67 It is also appropriate to order that the Trust Fund pay the costs of these proceedings. As Mr Looney submitted, the Trust Fund has not incurred any additional costs as a consequence of the joint liquidators selling the Trust Assets prior to filing its application in these proceedings. Suncoast was a bare trustee and for the joint liquidators to undertake an orderly winding up of Suncoast, it would have been necessary to sell the Trust Assets. An application would therefore have been required in any event.
68 Finally, two administrative orders were sought by the Commissioner (both pursuant to s 479(3)). The joint liquidators did not object to those orders being made. They were that:
(a) the Trust Fund pay the costs of the Commissioner in these proceedings; and
(b) the joint liquidators lodge certain outstanding returns with the Commissioner under s 35D of the Superannuation Supervision Act at least one month prior to calling for proofs for dividend purposes.
69 Mr Brennan submitted that the Commissioner was entitled to his costs because the proceedings, brought by the joint liquidators, required a proper contradictor (the Commissioner) and the Commissioner’s submissions were useful for the joint liquidators and the Court. I accept these submissions and accordingly consider that, in the circumstances, the Commissioner is entitled to his costs.

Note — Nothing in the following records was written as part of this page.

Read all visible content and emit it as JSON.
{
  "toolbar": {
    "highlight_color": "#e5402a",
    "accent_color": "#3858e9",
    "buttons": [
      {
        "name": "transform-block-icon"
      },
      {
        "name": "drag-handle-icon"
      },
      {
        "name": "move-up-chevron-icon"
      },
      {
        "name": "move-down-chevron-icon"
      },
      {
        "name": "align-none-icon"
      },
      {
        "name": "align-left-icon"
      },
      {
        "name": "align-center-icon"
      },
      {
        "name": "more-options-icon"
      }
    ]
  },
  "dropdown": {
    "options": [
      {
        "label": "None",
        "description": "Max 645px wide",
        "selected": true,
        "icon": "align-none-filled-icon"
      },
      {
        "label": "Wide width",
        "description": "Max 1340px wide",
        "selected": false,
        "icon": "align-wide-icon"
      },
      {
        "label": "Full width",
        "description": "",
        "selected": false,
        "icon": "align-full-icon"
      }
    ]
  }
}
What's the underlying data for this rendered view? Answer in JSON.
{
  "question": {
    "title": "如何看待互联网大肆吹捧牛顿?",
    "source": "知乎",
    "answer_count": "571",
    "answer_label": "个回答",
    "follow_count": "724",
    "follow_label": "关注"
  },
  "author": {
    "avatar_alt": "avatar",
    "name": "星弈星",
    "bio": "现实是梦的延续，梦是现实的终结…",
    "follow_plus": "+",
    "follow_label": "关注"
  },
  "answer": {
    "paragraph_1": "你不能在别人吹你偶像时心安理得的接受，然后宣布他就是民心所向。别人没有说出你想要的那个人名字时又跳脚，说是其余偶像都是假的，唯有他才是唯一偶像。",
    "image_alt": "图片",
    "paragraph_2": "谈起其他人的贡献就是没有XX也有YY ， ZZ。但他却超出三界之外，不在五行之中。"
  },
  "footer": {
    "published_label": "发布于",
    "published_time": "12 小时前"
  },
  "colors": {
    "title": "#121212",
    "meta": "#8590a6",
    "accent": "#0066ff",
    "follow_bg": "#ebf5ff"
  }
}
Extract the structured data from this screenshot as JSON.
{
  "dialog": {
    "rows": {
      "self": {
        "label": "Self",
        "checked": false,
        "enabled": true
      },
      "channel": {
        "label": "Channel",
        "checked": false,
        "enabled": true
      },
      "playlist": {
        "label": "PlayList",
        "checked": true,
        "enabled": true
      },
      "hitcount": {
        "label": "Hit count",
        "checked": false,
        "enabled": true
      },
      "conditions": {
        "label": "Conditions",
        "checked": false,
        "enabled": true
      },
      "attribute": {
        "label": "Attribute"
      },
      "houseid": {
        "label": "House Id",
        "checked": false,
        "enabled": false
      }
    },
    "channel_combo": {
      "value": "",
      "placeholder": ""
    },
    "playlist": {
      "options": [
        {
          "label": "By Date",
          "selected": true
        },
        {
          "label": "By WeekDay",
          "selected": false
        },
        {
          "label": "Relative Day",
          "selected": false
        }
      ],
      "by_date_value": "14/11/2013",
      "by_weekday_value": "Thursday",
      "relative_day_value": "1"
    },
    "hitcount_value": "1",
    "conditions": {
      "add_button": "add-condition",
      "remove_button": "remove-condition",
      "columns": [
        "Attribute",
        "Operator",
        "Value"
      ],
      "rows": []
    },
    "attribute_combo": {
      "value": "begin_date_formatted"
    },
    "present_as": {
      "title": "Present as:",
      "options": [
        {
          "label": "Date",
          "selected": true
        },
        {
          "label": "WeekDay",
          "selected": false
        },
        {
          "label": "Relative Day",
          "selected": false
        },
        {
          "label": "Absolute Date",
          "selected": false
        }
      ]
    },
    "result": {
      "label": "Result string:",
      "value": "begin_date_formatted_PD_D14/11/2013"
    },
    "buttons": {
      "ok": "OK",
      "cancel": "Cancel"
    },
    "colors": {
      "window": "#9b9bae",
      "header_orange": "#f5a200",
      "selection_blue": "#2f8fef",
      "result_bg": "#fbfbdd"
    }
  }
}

70 During the hearing, I expressed concern that the second order sought by the Commissioner (at [68(b)] above) was too uncertain, as no dividends may ever be paid and, even if they are, that may not occur for some time. Mr Looney submitted that a fixed period of time for the returns to be provided should not be imposed, because it was not clear how long it would take to prepare the returns and, in the unlikely event that there are no dividends, the returns may be redundant. Mr Brennan did not seek to have a fixed period of time included in the order. In all these circumstances, I consider the most appropriate course is to make the order sought in its original form.
71 Having granted the administrative relief sought (or variations thereof) in the amended originating application (see above at [6(c)]), it is not necessary for me to consider whether it would be appropriate to appoint the joint liquidators as receivers of the Trust Fund: see [6(d)] above.
72 For these reasons, I made the orders sought by the joint liquidators on 17 December 2012.